Opponents of the use of RFID in passports say criminals and terrorists could read the information on the RFID chips. The government had maintained that the chips could be read from only 10 cm away. But at least one test showed that a reader could read a passport chip from 30 feet away. As of press time, the State Department is considering “locking” the data using a process called Basic Access Control developed by the International Civil Aviation Organization. To “unlock” the data in the passport, a reader would need a unique “key” used to authenticate the reader and unlock the data on the RFID chip. (For more on these developments please go to www.RFIDNews.org).
The RFID chip, Moss emphasized, would contain the same information as the data page of the passport: a photograph, name, and date of birth of the passport holder. “There will be no social security number and no fingerprint,” he said. The program, Moss added, is part of an international effort to “facilitate the movement of people through airports” that goes back ten years.
But a website called RFIDkills.com, established as a source of information against the State Department program, says “the RFID-chipped US passport will turn tourists into targets, and American business travelers will transmit their identities to kidnappers wherever they go…” The Association of Corporate Travel Executives and the Business Travel Coalition both have also condemned the RFID proposal.
The ACLU, in written comments filed with the State Department April 4, contended that the new U.S. passport makes data susceptible to “skimming” or “eavesdropping” by third parties operating their own readers. The statement added that the RFID chips could be readable from a distance of 30 meters.
Recent reports indicate Moss has grown more concerned about risks of “skimming.” It’s still uncertain whether the BAC process or a technique involving the insertion of a metallic layer in the passport cover known as a Faraday cage, will block a chip reader’s signal so the passport can’t be read unless it is open.
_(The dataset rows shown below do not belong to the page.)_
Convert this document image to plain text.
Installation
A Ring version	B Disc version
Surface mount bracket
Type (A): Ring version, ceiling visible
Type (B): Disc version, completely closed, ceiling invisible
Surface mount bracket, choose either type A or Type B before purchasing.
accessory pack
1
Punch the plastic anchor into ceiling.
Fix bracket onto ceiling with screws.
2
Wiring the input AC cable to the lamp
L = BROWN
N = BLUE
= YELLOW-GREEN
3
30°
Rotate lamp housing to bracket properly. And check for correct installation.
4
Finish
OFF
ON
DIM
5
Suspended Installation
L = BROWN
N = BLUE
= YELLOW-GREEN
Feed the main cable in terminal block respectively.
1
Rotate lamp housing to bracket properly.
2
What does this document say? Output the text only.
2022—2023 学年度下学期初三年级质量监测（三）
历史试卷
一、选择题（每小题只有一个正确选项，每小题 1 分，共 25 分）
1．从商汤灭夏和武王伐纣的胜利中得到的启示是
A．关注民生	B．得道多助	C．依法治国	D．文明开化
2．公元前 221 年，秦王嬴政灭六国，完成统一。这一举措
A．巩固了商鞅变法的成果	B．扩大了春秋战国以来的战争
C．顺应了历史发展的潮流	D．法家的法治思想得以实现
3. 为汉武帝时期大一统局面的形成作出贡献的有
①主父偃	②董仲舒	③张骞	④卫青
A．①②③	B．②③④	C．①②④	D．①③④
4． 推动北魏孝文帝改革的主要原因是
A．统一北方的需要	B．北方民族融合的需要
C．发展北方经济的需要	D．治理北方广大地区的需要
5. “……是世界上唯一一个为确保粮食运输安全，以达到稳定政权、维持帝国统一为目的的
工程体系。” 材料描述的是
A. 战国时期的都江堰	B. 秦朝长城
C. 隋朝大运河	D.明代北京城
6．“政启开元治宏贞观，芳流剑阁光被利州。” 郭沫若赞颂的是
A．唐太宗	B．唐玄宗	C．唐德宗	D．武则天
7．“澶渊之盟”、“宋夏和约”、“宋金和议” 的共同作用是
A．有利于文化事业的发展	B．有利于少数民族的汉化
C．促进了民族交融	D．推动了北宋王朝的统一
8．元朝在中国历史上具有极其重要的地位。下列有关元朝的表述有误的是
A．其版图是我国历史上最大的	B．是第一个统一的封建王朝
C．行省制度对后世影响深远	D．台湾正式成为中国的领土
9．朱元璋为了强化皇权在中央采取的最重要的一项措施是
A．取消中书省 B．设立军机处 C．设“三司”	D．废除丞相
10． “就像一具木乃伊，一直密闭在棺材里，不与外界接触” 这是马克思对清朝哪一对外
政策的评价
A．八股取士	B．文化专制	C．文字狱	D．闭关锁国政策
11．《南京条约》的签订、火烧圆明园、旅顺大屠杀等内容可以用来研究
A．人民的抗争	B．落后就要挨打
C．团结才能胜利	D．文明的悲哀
It’s also uncertain as of press time whether the State Department will still meet its rollout plan.
In the case of the potential House project, civil libertarians fret RFID could be used for purposes other than the emergency system for which it is intended.
A recent request for information about the House of Representatives system that would account for personnel in the case of an evacuation envisages a two-phase system. The first would “assist in identifying and accounting for staff who have evacuated the building” and issue status reports within sixty minutes of the evacuation. The second phase would account for employees absent from the Capitol area at the time of the event, by gathering information from telephone calls, emails, and web-based responses, within 24 hours of the event.
Phase one “is what we would call a mustering application,” said Ben Donahue, vice president of Axcess International, Inc., a Carrolton, Texas-based company which responded to the RFI. The documentation submitted to the House by Axcess International calls for deployment of a system utilizing active ID tags which would be embedded into the ID cards currently being used by House employees. These tags could be read even if they are secreted in employees’ pocket or briefcase, according to Donahue. The passive tags used in typical proximity cards require passing within a few inches of a reader, he added. The active tags can be read over a much wider field of “tens of feet.”
These features raise concerns among civil libertarians who contend that RFID “lends itself to other uses.” “It’s very hard to narrow it down to one circumstance, especially if it’s active at all times,” said Karen Coyle, a spokesperson for Computer Professionals for Social Responsibility in Palo Alto, Calif. “Prior to putting this kind of system in place it is essential to think about unintended consequences.”
Coyle advocated performing a risk analysis to determine whether a tracking system for people is advisable for the House of Representatives, suggesting that perhaps it was not. “It’s aimed at an event that cannot be predicted ahead of time, so you’d have to have the system enabled all of the time,” she said. “You’re talking about people in an office building, not miners that might get trapped underground. It’s necessary to determine whether there is enough benefit to this system to take the risk” that the technology might be abused.